I turned, and my head spun. My pulse started to quicken—an impossible feat, yet both fear and excitement broke through the cloud that filled my consciousness.
Our guest moved with controlled grace. Tall and lean, he had been blessed with features that belonged in a Renaissance painting—dark eyes under straight brows, high cheekbones, and a mouth designed for both cruelty and sensuality. His Armani suit conveyed a message power without being ostentatious.
But it was his hands that captured my attention—strong, elegant, with long fingers I remembered against my skin. And there, as he reached to shake Patrick's hand, I saw it. The crescent-shaped scar on his right wrist, exactly as I remembered from the hunt. A vision from my dreams.
"Patrick. Mrs. O'Brien." His gaze swept over me with clinical detachment, no warmth whatsoever in his expression. "Thank you for the invitation."
"Pleased to meet you." I extended my hand, carefully controlling my breathing as he took it. His skin against mine sent electricity through my dulled senses, momentarily burning through my system. "Please, call me Beatrice."
His eyes narrowed fractionally as if noting the slight dilation of my pupils, the barely perceptible tremor in my fingers. I bitmy bottom lip. Nothing went past him, it seemed. Of course, he recognized me. I’d worn no mask that fateful night, unlike him…
"Beatrice, then." He released my hand. It was as if we were strangers—and in many ways, we were.
If only he could see what he'd awakened in me.
"Shall we?" Patrick gestured toward the dining room, his hand settling possessively at the small of my back, fingers pressing against my spine in subtle warning.
Throughout dinner, I played my role flawlessly—the beautiful, slightly vacant society wife. I laughed at appropriate moments, offered refined opinions on art when solicited, and maintained polite interest in business discussions that carefully avoided explicit mention of drugs, money laundering, or territorial disputes.
Yet, beneath this performance, I catalogued Alexander's every movement. The precise way he cut his food. The controlled sips of wine. The calculated distance he maintained from everyone. His eyes, dark and observant, missed nothing—including the moment when my sleeve rode up slightly, revealing the edges of bruising on my wrist.

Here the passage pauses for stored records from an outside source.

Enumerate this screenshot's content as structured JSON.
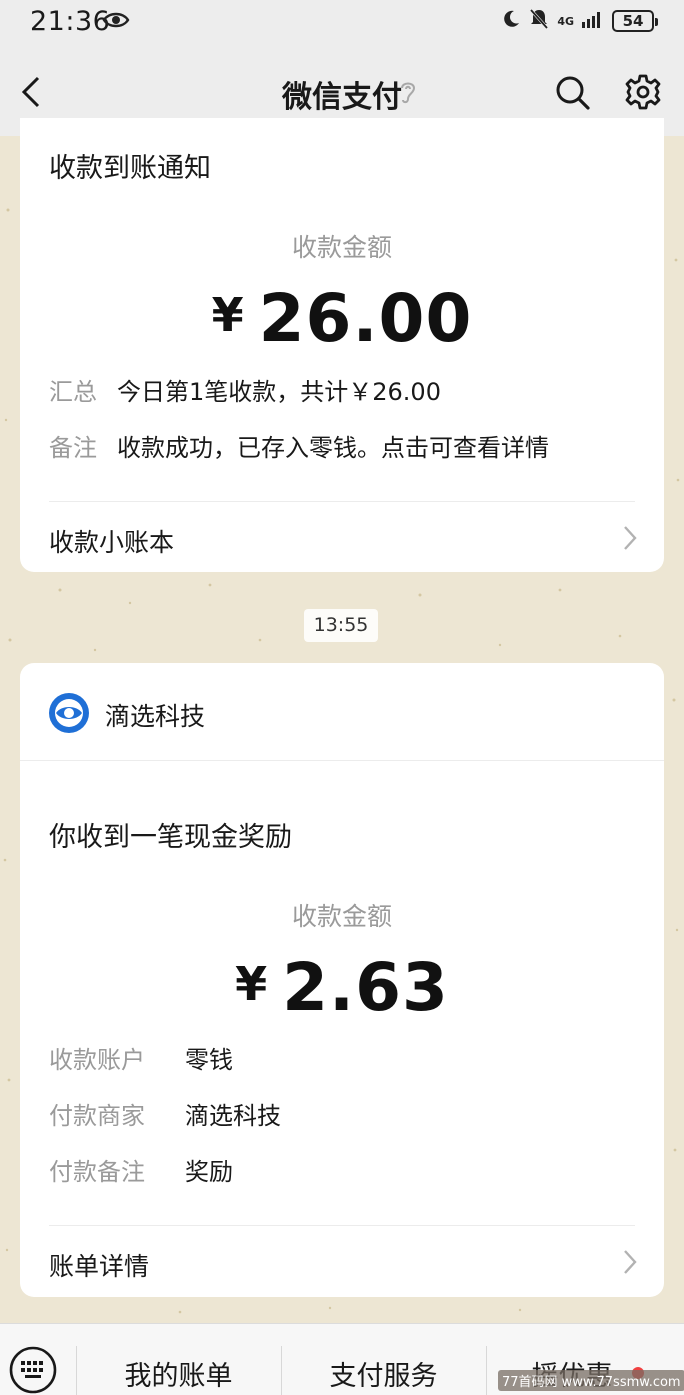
{
  "status_bar": {
    "time": "21:36",
    "network": "4G",
    "battery": "54"
  },
  "nav": {
    "title": "微信支付"
  },
  "message1": {
    "title": "收款到账通知",
    "amount_label": "收款金额",
    "currency": "¥",
    "amount": "26.00",
    "rows": [
      {
        "key": "汇总",
        "value": "今日第1笔收款，共计￥26.00"
      },
      {
        "key": "备注",
        "value": "收款成功，已存入零钱。点击可查看详情"
      }
    ],
    "link_label": "收款小账本"
  },
  "timestamp": "13:55",
  "message2": {
    "merchant": "滴选科技",
    "title": "你收到一笔现金奖励",
    "amount_label": "收款金额",
    "currency": "¥",
    "amount": "2.63",
    "rows": [
      {
        "key": "收款账户",
        "value": "零钱"
      },
      {
        "key": "付款商家",
        "value": "滴选科技"
      },
      {
        "key": "付款备注",
        "value": "奖励"
      }
    ],
    "link_label": "账单详情"
  },
  "bottom_menu": {
    "items": [
      "我的账单",
      "支付服务",
      "摇优惠"
    ]
  },
  "watermark": "77首码网 www.77ssmw.com",
  "icons": {
    "back": "chevron-left-icon",
    "ear": "ear-icon",
    "search": "search-icon",
    "settings": "gear-icon",
    "keyboard": "keyboard-icon",
    "merchant_logo": "eye-logo-icon"
  },
  "colors": {
    "background": "#ede6d3",
    "card": "#ffffff",
    "muted_text": "#9a9a9a",
    "merchant_logo": "#1f6fd6",
    "notification_dot": "#f04040"
  }
}
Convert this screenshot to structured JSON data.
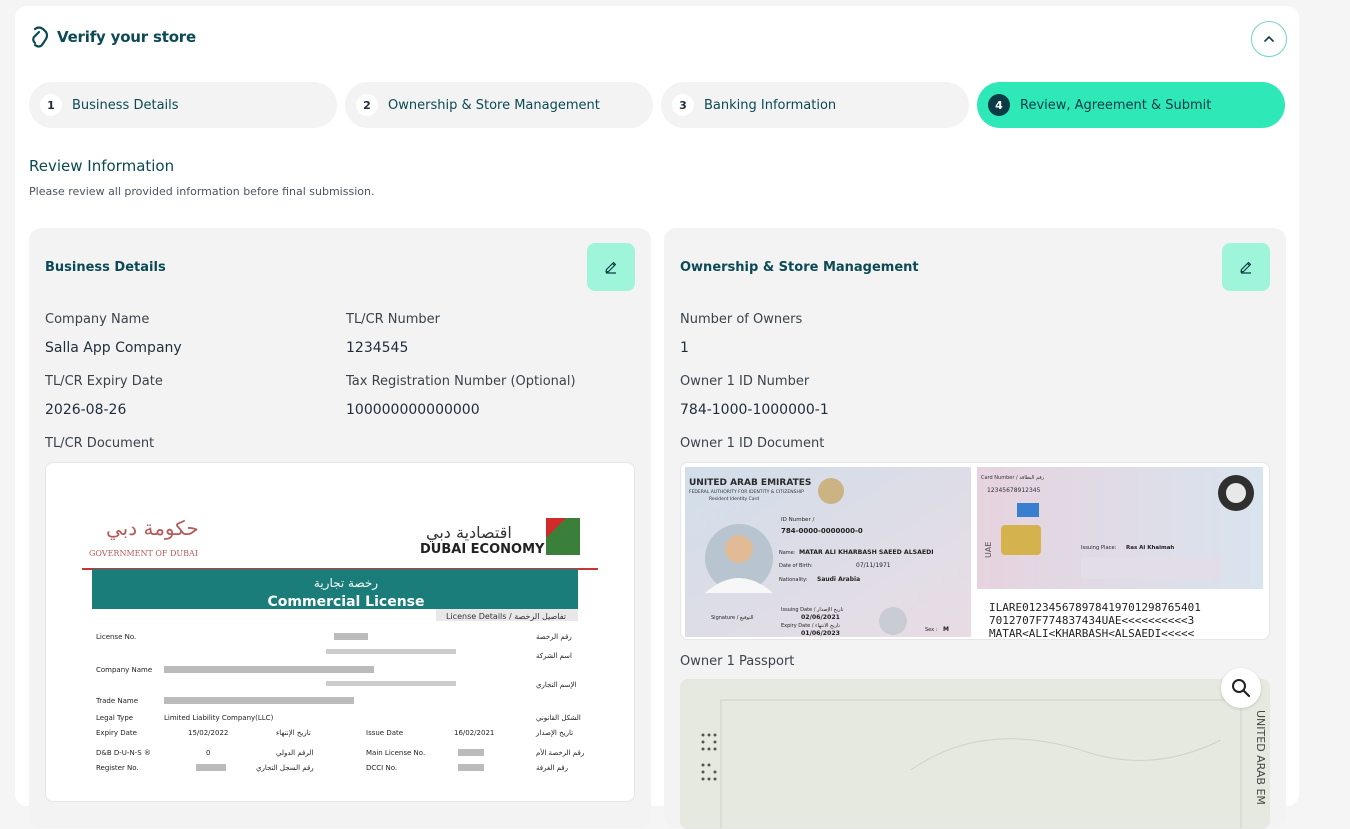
{
  "header": {
    "title": "Verify your store"
  },
  "steps": [
    {
      "num": "1",
      "label": "Business Details"
    },
    {
      "num": "2",
      "label": "Ownership & Store Management"
    },
    {
      "num": "3",
      "label": "Banking Information"
    },
    {
      "num": "4",
      "label": "Review, Agreement & Submit"
    }
  ],
  "review": {
    "title": "Review Information",
    "subtitle": "Please review all provided information before final submission."
  },
  "business": {
    "title": "Business Details",
    "company_name_label": "Company Name",
    "company_name_value": "Salla App Company",
    "tl_number_label": "TL/CR Number",
    "tl_number_value": "1234545",
    "expiry_label": "TL/CR Expiry Date",
    "expiry_value": "2026-08-26",
    "trn_label": "Tax Registration Number (Optional)",
    "trn_value": "100000000000000",
    "doc_label": "TL/CR Document",
    "license": {
      "gov_ar": "حكومة دبي",
      "gov_en": "GOVERNMENT OF DUBAI",
      "economy_ar": "اقتصادية دبي",
      "economy_en": "DUBAI ECONOMY",
      "banner_ar": "رخصة تجارية",
      "banner_en": "Commercial License",
      "details_label": "License Details /  تفاصيل الرخصة",
      "row_license_no": "License No.",
      "row_license_no_ar": "رقم الرخصة",
      "row_company_name": "Company Name",
      "row_company_name_ar": "اسم الشركة",
      "row_trade_name": "Trade Name",
      "row_trade_name_ar": "الإسم التجاري",
      "row_legal_type": "Legal Type",
      "row_legal_type_value": "Limited Liability Company(LLC)",
      "row_legal_type_ar": "الشكل القانوني",
      "row_expiry": "Expiry Date",
      "row_expiry_value": "15/02/2022",
      "row_expiry_ar": "تاريخ الإنتهاء",
      "row_issue": "Issue Date",
      "row_issue_value": "16/02/2021",
      "row_issue_ar": "تاريخ الإصدار",
      "row_duns": "D&B D-U-N-S ®",
      "row_duns_value": "0",
      "row_duns_ar": "الرقم الدولي",
      "row_main": "Main License No.",
      "row_main_ar": "رقم الرخصة الأم",
      "row_register": "Register No.",
      "row_register_ar": "رقم السجل التجاري",
      "row_dcci": "DCCI No.",
      "row_dcci_ar": "رقم الغرفة"
    }
  },
  "ownership": {
    "title": "Ownership & Store Management",
    "owners_label": "Number of Owners",
    "owners_value": "1",
    "id_label": "Owner 1 ID Number",
    "id_value": "784-1000-1000000-1",
    "id_doc_label": "Owner 1 ID Document",
    "passport_label": "Owner 1 Passport",
    "id_card": {
      "country": "UNITED ARAB EMIRATES",
      "authority": "FEDERAL AUTHORITY FOR IDENTITY & CITIZENSHIP",
      "card_type": "Resident Identity Card",
      "id_number_label": "ID Number /",
      "id_number": "784-0000-0000000-0",
      "name_label": "Name:",
      "name": "MATAR ALI KHARBASH SAEED ALSAEDI",
      "dob_label": "Date of Birth:",
      "dob": "07/11/1971",
      "nationality_label": "Nationality:",
      "nationality": "Saudi Arabia",
      "signature_label": "Signature / التوقيع",
      "issuing_label": "Issuing Date / تاريخ الإصدار",
      "issuing": "02/06/2021",
      "expiry_label": "Expiry Date / تاريخ الانتهاء",
      "expiry": "01/06/2023",
      "sex_label": "Sex :",
      "sex": "M",
      "card_number_label": "Card Number / رقم البطاقة",
      "card_number": "12345678912345",
      "issuing_place_label": "Issuing Place:",
      "issuing_place": "Ras Al Khaimah",
      "uae": "UAE",
      "mrz1": "ILARE012345678978419701298765401",
      "mrz2": "7012707F774837434UAE<<<<<<<<<<3",
      "mrz3": "MATAR<ALI<KHARBASH<ALSAEDI<<<<<"
    },
    "passport": {
      "side_text": "UNITED ARAB EM"
    }
  },
  "colors": {
    "accent": "#2ee8b8",
    "dark": "#0b3b45",
    "edit_bg": "#9ff5d9"
  }
}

"The Degas exhibition at the National Gallery was extraordinary," I offered when conversation turned to art. "His dancers capture such beautiful tension between discipline and abandon."
"You appreciate ballet, Mrs. O'Brien?" Alexander asked, his first direct question all evening.
"Beatrice studied dance for years," Patrick interjected. "Though she no longer performs. Isn't that right, darling?"
The subtext was clear to anyone paying attention. Another freedom taken.
"Some art forms are better appreciated from a distance," I replied, allowing just enough edge into my voice to see if Alexander would detect it.
His eyes met mine, something flickering in their depths. "Sometimes the most powerful art leaves lasting marks on its audience."
My breath caught. Was that acknowledgment? A reference to the night he'd marked my skin with rope burns and pleasure so intense, it bordered on pain?
"More wine, Beatrice?" Patrick's voice cut through the moment, his tone carrying a warning only I would recognize.
"No, thank you." I lowered my eyes, resuming my role. "I'm already feeling rather lightheaded."